Explore Self portrait in a Straw Hat by Élisabeth Vigée Le Brun

Self portrait in a Straw Hat by Élisabeth Vigée Le Brun

In this episode, we’ll be taking a closer look at ‘Self-portrait in a Straw Hat’ by Élisabeth Vigée Le Brun at the National Gallery in London. Welcome to Art, Culture & Books with me, Anthony King.

As always, I take all the photos and videos myself on location, ensuring you get an up-close and personal view of the fascinating world of art and culture. I’ll be popping in and out with commentary as this video progresses but for now let’s take a close up look.

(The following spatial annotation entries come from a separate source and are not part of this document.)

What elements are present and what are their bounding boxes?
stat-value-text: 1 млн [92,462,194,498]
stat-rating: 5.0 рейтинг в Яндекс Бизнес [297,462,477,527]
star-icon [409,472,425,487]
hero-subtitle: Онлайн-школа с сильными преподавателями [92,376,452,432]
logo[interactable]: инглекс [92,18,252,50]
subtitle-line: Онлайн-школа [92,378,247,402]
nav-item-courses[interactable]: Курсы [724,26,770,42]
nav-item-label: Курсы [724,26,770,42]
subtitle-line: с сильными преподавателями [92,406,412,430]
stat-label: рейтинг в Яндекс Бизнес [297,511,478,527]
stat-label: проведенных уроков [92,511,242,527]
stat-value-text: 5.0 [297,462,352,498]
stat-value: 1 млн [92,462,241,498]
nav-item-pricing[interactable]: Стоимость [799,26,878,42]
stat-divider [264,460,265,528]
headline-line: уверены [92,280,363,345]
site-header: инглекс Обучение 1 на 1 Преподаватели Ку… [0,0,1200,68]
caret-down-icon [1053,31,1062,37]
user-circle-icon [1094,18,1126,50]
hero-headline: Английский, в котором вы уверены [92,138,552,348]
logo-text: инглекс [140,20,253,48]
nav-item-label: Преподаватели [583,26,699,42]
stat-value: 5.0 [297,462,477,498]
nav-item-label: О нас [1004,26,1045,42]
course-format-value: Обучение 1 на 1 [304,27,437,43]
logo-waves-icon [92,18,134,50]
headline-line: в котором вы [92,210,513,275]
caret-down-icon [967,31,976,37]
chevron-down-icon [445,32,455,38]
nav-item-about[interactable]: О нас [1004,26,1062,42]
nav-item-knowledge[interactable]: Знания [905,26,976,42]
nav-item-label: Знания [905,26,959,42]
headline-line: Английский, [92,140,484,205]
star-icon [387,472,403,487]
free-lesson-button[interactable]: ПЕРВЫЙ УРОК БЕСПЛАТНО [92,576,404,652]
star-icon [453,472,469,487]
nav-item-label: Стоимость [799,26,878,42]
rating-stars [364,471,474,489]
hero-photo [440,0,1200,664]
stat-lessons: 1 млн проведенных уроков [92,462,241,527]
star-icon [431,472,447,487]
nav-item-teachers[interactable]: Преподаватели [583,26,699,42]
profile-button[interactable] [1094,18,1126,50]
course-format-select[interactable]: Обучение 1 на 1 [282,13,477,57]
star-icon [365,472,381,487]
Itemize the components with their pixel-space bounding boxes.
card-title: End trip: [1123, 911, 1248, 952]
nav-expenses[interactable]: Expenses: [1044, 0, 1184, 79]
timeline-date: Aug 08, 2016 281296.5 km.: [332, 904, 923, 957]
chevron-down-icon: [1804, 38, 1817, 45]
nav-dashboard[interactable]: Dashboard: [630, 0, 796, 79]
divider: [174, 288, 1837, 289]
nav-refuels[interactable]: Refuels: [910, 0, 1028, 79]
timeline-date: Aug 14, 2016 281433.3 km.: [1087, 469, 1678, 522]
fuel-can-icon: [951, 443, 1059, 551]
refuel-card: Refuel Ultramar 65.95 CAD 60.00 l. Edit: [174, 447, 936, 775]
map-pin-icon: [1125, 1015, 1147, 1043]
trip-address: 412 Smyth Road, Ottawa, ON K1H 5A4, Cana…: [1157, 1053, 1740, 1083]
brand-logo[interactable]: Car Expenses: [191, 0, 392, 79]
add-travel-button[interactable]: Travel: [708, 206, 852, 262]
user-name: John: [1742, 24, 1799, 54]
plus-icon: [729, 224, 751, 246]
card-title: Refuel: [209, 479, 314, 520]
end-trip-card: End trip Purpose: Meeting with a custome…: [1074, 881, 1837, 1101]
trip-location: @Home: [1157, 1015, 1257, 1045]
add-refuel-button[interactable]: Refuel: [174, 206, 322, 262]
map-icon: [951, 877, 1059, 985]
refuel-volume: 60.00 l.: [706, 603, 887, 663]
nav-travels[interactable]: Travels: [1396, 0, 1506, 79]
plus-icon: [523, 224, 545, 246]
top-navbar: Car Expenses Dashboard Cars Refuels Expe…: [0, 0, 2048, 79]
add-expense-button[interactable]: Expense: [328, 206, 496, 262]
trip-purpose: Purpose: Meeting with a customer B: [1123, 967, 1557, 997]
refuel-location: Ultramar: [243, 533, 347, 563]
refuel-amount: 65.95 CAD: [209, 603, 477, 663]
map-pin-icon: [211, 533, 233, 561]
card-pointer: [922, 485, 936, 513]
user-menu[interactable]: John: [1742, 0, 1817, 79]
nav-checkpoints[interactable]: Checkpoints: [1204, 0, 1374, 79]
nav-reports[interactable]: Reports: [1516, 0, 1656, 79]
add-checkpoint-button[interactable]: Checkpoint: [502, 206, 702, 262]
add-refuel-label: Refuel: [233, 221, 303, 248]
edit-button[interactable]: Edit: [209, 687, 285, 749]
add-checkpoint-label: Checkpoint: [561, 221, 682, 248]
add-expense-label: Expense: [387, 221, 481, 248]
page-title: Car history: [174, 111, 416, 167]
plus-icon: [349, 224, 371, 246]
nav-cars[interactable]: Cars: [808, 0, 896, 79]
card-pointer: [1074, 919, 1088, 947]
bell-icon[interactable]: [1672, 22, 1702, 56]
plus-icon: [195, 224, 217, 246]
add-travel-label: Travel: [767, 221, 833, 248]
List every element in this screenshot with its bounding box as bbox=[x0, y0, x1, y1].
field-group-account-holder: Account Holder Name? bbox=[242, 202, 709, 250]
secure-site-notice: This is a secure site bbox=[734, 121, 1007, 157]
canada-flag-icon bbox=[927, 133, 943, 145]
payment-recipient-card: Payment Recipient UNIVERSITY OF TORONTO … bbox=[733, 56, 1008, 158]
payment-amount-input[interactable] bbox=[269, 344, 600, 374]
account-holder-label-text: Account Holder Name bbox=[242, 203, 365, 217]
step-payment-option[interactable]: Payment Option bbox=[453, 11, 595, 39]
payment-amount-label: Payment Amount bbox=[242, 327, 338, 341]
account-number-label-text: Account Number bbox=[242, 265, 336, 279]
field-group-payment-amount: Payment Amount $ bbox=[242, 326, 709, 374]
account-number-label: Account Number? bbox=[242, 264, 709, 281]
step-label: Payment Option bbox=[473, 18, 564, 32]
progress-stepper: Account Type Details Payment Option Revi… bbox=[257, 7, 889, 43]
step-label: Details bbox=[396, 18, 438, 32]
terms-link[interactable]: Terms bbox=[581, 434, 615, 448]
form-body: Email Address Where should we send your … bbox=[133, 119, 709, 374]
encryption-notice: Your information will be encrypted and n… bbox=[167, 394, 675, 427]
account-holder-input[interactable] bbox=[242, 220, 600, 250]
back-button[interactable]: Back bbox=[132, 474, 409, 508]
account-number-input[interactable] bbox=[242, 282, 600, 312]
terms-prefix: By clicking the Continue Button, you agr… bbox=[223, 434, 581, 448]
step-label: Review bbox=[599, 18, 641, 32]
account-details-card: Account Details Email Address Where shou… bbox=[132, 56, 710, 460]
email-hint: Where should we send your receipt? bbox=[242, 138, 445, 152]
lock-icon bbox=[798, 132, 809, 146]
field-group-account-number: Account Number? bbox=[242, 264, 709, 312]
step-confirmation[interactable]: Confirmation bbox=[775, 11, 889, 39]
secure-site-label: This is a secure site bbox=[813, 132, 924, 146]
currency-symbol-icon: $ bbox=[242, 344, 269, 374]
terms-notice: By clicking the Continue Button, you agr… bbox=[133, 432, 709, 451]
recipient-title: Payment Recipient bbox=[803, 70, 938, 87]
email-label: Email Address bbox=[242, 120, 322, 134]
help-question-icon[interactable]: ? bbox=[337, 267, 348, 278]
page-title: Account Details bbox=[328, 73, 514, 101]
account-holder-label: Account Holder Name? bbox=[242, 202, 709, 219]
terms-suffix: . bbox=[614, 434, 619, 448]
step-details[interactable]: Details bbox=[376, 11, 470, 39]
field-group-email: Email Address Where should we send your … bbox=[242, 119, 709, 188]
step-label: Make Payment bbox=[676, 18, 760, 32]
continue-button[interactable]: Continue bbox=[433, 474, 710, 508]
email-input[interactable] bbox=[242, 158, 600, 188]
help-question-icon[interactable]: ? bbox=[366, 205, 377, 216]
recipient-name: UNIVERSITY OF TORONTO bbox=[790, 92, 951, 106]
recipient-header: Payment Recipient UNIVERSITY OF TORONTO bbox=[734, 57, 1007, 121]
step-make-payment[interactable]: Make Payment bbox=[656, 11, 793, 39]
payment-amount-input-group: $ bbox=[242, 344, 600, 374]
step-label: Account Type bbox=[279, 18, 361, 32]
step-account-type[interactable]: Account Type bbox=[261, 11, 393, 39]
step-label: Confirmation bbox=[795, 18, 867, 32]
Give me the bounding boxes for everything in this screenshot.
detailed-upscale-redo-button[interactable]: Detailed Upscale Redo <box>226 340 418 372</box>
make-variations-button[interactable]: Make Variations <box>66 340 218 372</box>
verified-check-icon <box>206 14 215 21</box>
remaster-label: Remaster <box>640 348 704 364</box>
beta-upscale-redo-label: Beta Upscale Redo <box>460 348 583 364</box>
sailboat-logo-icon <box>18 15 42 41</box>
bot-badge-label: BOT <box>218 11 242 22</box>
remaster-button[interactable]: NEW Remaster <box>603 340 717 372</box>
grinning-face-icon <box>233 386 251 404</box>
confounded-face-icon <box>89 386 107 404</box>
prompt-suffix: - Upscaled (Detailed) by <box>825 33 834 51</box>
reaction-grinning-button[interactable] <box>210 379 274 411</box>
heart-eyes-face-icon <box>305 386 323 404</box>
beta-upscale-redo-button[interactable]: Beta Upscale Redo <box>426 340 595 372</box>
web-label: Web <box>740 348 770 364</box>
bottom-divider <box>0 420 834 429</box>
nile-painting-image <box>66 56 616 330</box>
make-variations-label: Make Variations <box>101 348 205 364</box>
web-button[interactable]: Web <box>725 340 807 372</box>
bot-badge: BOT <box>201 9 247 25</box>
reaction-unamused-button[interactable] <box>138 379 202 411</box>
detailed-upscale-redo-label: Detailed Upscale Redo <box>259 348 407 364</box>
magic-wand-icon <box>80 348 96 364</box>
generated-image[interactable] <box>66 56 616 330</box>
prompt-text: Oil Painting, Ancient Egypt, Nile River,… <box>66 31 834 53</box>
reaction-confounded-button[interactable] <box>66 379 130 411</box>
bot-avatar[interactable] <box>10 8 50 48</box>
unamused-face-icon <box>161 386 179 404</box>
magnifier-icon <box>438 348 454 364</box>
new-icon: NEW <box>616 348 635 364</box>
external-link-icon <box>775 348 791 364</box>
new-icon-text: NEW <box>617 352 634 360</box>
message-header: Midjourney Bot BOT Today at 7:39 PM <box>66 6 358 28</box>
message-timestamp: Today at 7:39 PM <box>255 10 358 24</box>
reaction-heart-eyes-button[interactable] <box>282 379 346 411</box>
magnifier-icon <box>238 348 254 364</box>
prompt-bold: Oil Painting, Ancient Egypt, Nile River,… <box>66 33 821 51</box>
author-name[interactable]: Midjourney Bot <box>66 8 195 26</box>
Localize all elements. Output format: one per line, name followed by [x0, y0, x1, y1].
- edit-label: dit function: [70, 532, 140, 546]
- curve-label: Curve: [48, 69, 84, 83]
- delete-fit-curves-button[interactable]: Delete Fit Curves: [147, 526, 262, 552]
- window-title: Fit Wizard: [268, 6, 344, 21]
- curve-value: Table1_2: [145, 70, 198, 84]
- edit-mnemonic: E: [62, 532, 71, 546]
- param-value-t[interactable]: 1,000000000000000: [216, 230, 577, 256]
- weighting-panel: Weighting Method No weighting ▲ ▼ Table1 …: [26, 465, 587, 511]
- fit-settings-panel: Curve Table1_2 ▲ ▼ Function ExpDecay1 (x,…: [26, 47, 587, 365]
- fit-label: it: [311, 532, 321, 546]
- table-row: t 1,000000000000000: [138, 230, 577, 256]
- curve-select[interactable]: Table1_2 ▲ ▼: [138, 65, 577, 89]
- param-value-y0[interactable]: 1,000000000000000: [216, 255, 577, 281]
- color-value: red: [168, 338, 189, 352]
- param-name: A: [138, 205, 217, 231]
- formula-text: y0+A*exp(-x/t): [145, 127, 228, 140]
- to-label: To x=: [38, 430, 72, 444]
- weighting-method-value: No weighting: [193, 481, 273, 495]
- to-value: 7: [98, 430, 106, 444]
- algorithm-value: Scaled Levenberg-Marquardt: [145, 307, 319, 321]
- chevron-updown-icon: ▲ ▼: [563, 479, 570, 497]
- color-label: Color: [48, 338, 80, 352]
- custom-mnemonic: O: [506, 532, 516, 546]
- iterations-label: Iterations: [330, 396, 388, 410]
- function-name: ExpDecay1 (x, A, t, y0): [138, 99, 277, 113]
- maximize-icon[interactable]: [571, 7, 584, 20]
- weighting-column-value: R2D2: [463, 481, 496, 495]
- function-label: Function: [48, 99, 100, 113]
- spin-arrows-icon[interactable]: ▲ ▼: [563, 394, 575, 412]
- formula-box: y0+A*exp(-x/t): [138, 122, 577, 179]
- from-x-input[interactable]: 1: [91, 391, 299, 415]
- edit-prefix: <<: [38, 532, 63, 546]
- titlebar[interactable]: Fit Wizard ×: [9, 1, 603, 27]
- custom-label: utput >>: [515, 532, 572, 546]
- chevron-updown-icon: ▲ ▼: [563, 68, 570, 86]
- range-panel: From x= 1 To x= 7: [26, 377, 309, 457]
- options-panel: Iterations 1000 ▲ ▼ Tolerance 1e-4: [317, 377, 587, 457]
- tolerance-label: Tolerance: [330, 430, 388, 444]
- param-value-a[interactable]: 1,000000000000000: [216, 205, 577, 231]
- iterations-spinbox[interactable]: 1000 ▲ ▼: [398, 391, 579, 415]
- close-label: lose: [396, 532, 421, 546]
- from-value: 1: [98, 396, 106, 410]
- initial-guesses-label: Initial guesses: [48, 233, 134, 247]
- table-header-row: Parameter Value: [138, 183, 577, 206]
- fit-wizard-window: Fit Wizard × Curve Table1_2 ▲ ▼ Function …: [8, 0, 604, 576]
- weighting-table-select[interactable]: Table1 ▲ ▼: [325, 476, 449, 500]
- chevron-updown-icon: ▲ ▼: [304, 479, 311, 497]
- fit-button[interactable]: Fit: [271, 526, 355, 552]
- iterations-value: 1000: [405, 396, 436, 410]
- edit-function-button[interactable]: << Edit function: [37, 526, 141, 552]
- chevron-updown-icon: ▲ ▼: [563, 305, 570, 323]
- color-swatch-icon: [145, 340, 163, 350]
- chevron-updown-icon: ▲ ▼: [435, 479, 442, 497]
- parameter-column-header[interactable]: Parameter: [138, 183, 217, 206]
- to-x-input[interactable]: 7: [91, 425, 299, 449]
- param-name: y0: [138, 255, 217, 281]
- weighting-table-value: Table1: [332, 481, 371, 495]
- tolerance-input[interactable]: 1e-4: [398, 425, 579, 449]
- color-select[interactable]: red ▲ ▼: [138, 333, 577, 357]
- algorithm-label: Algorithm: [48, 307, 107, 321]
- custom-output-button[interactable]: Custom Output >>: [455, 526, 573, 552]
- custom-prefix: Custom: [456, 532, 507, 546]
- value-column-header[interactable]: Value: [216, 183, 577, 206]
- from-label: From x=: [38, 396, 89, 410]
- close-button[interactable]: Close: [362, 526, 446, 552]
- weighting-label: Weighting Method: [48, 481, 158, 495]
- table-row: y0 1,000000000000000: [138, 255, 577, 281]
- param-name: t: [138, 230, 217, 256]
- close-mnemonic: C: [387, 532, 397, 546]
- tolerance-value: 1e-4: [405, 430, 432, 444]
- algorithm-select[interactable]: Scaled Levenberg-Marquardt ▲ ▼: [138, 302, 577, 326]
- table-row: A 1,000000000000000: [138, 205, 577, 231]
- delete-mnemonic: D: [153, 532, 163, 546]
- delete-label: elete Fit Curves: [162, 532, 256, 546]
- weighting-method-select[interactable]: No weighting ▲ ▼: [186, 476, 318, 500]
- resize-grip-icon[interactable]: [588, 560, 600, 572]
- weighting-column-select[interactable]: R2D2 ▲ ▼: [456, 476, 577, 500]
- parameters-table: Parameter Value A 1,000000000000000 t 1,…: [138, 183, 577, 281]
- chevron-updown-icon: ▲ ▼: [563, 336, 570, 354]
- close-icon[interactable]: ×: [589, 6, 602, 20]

Elisabeth Vigée Le Brun was born in 1755 and was a trailblazing female artist of her time, known for her exceptional skill and the ability to navigate the male-dominated art world. She lived through a tumultuous era in French history.

Before the French Revolution in 1789, Vigée Le Brun was very successful, especially at the Versailles court. Marie-Antoinette favoured her as a painter, and Vigée Le Brun created over 30 portraits of the Queen and her family.

The oil on canvas completed in 1782, “Self-portrait in a Straw Hat” is a striking example of her mastery in portraiture which is even more incredible considering she was mainly self taught! This version of the painting is a signed copy by Vigėe Le Brun, recreating a highly popular self-portrait she herself originally painted in Brussels, also in 1782.

The painting captures the artist in a moment of self-reflection and confidence, wearing a straw hat adorned with a pink ribbon. The loose brushstrokes and vibrant colour palette demonstrate her technical prowess. The National Gallery tell us that the pose is deliberately modelled on Rubens’s Portrait of Susanna Lunden.

Vigée Le Brun wrote of the painting in her memoirs which were published in 1903:

We returned to Flanders to see the masterpieces of Rubens… at Antwerp, I found the famous “Straw Hat,” which has lately been sold to an Englishman for a large sum. This admirable picture represents a woman by Rubens. It delighted and inspired me to such a degree that I made a portrait of myself at Brussels, striving to obtain the same effects. I painted myself with a straw hat on my head, a feather, and a garland of wild flowers, holding my palette in my hand.”

“Self-portrait in a Straw Hat” is celebrated for its departure from traditional self-portraiture conventions of the time. Vigée Le Brun presents herself with a direct gaze, showcasing her self-assuredness and challenging the viewer to engage with her on a more personal level.